Glowing Substrings

You are given a string \(S\) of length \(n\) (indexed from 1 to \(n\)) and an integer array \(a_{1\dots n}\). You are also given two integers \(L\) and \(R\).

A pair of substrings \(\big(S_{l_1\dots r_1}, S_{l_2\dots r_2}\big)\) (with different starting positions) is said to be glowing if the two substrings are identical (i.e. they are the same sequence of characters) and they satisfy the condition \[ L \le (a_{r_1} \oplus a_{r_2}) + \Bigl(r_1 - l_1 + 1\Bigr) \le R, \] where \(\oplus\) denotes the bitwise XOR operation and \(S_{l\dots r}\) denotes the substring of \(S\) from index \(l\) to \(r\) (inclusive).

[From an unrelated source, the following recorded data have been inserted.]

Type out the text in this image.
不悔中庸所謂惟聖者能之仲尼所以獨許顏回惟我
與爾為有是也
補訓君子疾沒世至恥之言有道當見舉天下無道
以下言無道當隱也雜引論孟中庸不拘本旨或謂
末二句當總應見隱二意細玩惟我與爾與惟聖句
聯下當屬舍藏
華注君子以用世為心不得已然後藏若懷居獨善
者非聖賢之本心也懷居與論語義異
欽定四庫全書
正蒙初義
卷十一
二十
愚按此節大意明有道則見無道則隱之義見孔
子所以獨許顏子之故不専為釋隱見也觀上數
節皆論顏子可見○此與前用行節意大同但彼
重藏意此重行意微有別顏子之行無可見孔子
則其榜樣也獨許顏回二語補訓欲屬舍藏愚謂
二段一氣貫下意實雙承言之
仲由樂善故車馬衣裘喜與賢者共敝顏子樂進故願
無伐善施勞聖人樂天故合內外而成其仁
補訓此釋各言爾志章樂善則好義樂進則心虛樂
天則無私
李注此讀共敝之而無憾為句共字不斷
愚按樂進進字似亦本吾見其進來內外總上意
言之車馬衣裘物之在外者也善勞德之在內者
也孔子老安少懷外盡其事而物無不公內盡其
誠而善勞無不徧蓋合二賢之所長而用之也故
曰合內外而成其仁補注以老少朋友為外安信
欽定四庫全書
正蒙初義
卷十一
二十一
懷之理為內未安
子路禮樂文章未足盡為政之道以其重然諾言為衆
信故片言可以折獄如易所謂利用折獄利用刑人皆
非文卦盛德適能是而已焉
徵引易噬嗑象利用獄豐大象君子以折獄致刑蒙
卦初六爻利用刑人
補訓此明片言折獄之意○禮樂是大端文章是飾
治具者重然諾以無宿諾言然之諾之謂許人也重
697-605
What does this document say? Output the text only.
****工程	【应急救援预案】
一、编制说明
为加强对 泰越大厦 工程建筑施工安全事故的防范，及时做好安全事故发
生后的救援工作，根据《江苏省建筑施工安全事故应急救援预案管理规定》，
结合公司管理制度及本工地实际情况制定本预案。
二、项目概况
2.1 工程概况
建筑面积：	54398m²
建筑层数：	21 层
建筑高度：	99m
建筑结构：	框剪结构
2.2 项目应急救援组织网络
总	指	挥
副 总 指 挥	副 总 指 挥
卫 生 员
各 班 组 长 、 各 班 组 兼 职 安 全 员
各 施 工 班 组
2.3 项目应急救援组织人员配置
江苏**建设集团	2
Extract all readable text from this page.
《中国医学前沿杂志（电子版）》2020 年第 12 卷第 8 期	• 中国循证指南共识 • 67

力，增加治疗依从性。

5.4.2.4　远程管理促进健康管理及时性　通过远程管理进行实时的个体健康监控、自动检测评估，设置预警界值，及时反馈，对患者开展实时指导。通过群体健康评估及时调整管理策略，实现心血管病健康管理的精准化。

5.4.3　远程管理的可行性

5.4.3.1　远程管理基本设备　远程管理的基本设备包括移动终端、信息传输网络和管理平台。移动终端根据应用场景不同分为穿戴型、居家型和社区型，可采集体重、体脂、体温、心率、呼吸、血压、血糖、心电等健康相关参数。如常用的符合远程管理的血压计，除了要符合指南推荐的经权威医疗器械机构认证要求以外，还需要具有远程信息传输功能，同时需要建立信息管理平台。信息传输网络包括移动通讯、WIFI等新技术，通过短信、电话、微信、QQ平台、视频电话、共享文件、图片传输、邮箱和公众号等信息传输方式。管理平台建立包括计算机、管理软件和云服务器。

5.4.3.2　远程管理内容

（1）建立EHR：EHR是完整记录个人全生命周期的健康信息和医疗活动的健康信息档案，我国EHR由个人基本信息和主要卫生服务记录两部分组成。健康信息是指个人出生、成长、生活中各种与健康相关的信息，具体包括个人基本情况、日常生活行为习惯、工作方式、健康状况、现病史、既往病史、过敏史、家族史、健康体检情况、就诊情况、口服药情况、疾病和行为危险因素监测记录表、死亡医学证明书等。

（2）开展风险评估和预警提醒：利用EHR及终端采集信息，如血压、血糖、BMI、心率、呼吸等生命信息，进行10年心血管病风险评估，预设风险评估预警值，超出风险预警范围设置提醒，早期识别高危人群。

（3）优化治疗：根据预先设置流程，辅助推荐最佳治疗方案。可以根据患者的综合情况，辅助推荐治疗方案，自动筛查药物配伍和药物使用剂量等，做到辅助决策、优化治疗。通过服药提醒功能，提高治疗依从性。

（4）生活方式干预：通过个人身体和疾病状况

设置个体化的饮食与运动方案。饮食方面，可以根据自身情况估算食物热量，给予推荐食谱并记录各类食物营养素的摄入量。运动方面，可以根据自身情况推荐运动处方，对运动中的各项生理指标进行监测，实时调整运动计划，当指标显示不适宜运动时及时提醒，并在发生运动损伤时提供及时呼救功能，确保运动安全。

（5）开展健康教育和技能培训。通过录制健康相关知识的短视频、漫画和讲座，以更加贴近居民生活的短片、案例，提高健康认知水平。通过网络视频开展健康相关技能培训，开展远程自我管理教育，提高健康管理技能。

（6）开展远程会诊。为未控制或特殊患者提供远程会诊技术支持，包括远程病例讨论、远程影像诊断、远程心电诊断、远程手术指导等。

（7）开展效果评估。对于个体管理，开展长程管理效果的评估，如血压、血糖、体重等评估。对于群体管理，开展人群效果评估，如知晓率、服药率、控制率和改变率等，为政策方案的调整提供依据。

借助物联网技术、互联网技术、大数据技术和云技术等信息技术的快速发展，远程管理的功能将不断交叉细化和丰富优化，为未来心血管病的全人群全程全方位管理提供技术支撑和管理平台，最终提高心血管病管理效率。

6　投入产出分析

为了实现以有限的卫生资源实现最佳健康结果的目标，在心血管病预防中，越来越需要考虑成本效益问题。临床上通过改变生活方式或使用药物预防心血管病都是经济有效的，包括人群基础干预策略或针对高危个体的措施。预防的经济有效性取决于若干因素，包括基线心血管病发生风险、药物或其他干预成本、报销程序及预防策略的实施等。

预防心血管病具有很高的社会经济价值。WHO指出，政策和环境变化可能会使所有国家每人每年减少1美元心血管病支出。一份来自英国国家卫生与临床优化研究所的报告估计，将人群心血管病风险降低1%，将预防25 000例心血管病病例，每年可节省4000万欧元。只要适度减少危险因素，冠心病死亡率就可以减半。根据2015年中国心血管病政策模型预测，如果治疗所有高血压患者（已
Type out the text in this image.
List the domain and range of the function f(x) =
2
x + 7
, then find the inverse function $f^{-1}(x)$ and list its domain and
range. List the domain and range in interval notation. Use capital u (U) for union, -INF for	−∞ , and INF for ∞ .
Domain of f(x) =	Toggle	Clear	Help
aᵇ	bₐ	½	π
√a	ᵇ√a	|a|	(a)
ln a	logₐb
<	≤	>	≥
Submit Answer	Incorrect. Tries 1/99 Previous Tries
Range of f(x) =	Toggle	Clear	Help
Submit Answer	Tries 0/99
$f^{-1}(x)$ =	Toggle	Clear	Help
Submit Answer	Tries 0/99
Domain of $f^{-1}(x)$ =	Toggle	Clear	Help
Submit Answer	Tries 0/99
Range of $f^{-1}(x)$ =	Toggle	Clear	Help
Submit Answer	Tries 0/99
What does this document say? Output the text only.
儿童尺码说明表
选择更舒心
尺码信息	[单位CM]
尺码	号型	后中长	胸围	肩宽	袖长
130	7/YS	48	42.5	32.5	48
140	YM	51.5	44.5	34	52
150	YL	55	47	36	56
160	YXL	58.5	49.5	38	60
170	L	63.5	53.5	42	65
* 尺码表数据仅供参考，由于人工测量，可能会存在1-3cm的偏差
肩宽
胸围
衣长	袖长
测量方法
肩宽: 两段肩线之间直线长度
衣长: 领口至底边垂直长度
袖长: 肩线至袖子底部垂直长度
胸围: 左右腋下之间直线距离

Note that each unordered pair is counted only once.

Output the number of glowing substring pairs modulo \(998244353\).

inputFormat

The input consists of four lines:

1. The first line contains an integer \(n\) denoting the length of string \(S\).
2. The second line contains the string \(S\) of length \(n\). It consists only of lowercase English letters.
3. The third line contains \(n\) space-separated integers \(a_1, a_2, \dots, a_n\).
4. The fourth line contains two integers \(L\) and \(R\), representing the lower and upper bounds, respectively.

outputFormat

Output a single integer, the number of glowing substring pairs modulo \(998244353\).

sample

3
aaa
1 2 3
3 5

3